The other irony in this affair is that Assange and other leftists who, if their writings are to be believed, seek world peace and are attacking the U.S. as the warmonger nation they see it to be are actively seeking to damage U.S. diplomacy.  Do they really believe that if America cannot conduct peaceful diplomacy with the world that future Presidents will be then less likely to rely on the blunt instruments wielded by our armed forces?

As James P. Rubin notes at the New Republic:

By and large, the hard left in America and around the world would prefer to see the peaceful resolution of disputes rather than the use of military force. World peace, however, is a lot harder to achieve if the U.S. State Department is cut off at the knees. And that is exactly what this mass revelation of documents is going to do. The essential tool of State Department diplomacy is trust between American officials and their foreign counterparts. Unlike the Pentagon, which has military forces, or the Treasury Department, which has financial tools, the State Department functions mainly by winning the trust of foreign officials, sharing information, and persuading. Those discussions have to be confidential to be successful. Destroying confidentiality means destroying diplomacy.
As for Pfc. Bradley Manning, who claims to have downloaded all these documents and provided them to Wikileaks, he is so deluded that he says the following to Adrian Lamo, a former hacker, as reported on the Wired site:
What, me worry?

Hillary Clinton and several thousand diplomats around the world are going to have a heart attack when they wake up one morning, and find an entire repository of classified foreign policy is available, in searchable format, to the public.

Everywhere there’s a U.S. post, there’s a diplomatic scandal that will be revealed,” he wrote. “It’s open diplomacy. World-wide anarchy in CSV format. It’s Climategate with a global scope, and breathtaking depth. It’s beautiful, and horrifying.

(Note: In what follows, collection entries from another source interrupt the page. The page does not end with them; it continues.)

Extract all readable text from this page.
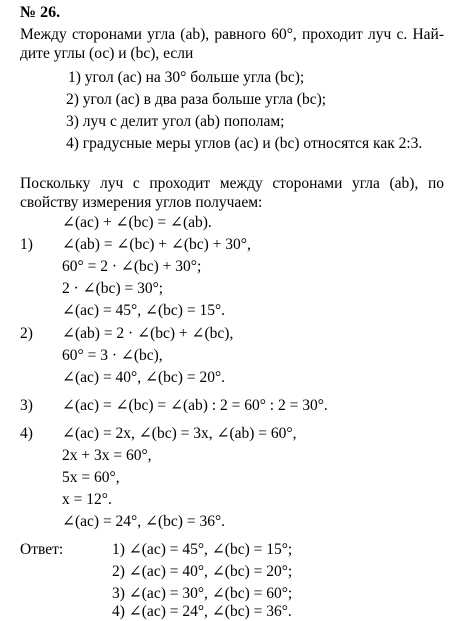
№ 26.
Между сторонами угла (ab), равного 60°, проходит луч c. Най-
дите углы (ос) и (bc), если
1) угол (ас) на 30° больше угла (bc);
2) угол (ас) в два раза больше угла (bc);
3) луч c делит угол (ab) пополам;
4) градусные меры углов (ас) и (bc) относятся как 2:3.
Поскольку луч c проходит между сторонами угла (ab), по
свойству измерения углов получаем:
∠(ac) + ∠(bc) = ∠(ab).
1) ∠(ab) = ∠(bc) + ∠(bc) + 30°,
60° = 2 · ∠(bc) + 30°;
2 · ∠(bc) = 30°;
∠(ac) = 45°, ∠(bc) = 15°.
2) ∠(ab) = 2 · ∠(bc) + ∠(bc),
60° = 3 · ∠(bc),
∠(ac) = 40°, ∠(bc) = 20°.
3) ∠(ac) = ∠(bc) = ∠(ab) : 2 = 60° : 2 = 30°.
4) ∠(ac) = 2x, ∠(bc) = 3x, ∠(ab) = 60°,
2x + 3x = 60°,
5x = 60°,
x = 12°.
∠(ac) = 24°, ∠(bc) = 36°.
Ответ:	1) ∠(ac) = 45°, ∠(bc) = 15°;
2) ∠(ac) = 40°, ∠(bc) = 20°;
3) ∠(ac) = 30°, ∠(bc) = 60°;
4) ∠(ac) = 24°, ∠(bc) = 36°.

I hope he is enjoying the non-event that his actions provoked.  As soon as the Times has finished reporting the contents of the newest leak in a few days the event will be over.  Anarchy will not be unleashed on the world, no governments will fall and no senior officials will resign.  But the diplomatic dealings of the United State will change in very serious ways, all aimed at less information being available.  The organization will continue, but it will generate much less information about other nations to American leaders.  Less information can predictibly lead only to less informed decision making.  Not a good thing for a great power capable of mass destruction.  War, not peace, is the most likely product of Wikileaks venting its founder's anger at America.

One last thought: Isn't it interesting that so very much of what is said in the "secret" documents has been said in public by our officials?  I would love to see some Russian and Chinese cable traffic and compare it to their public pronouncements.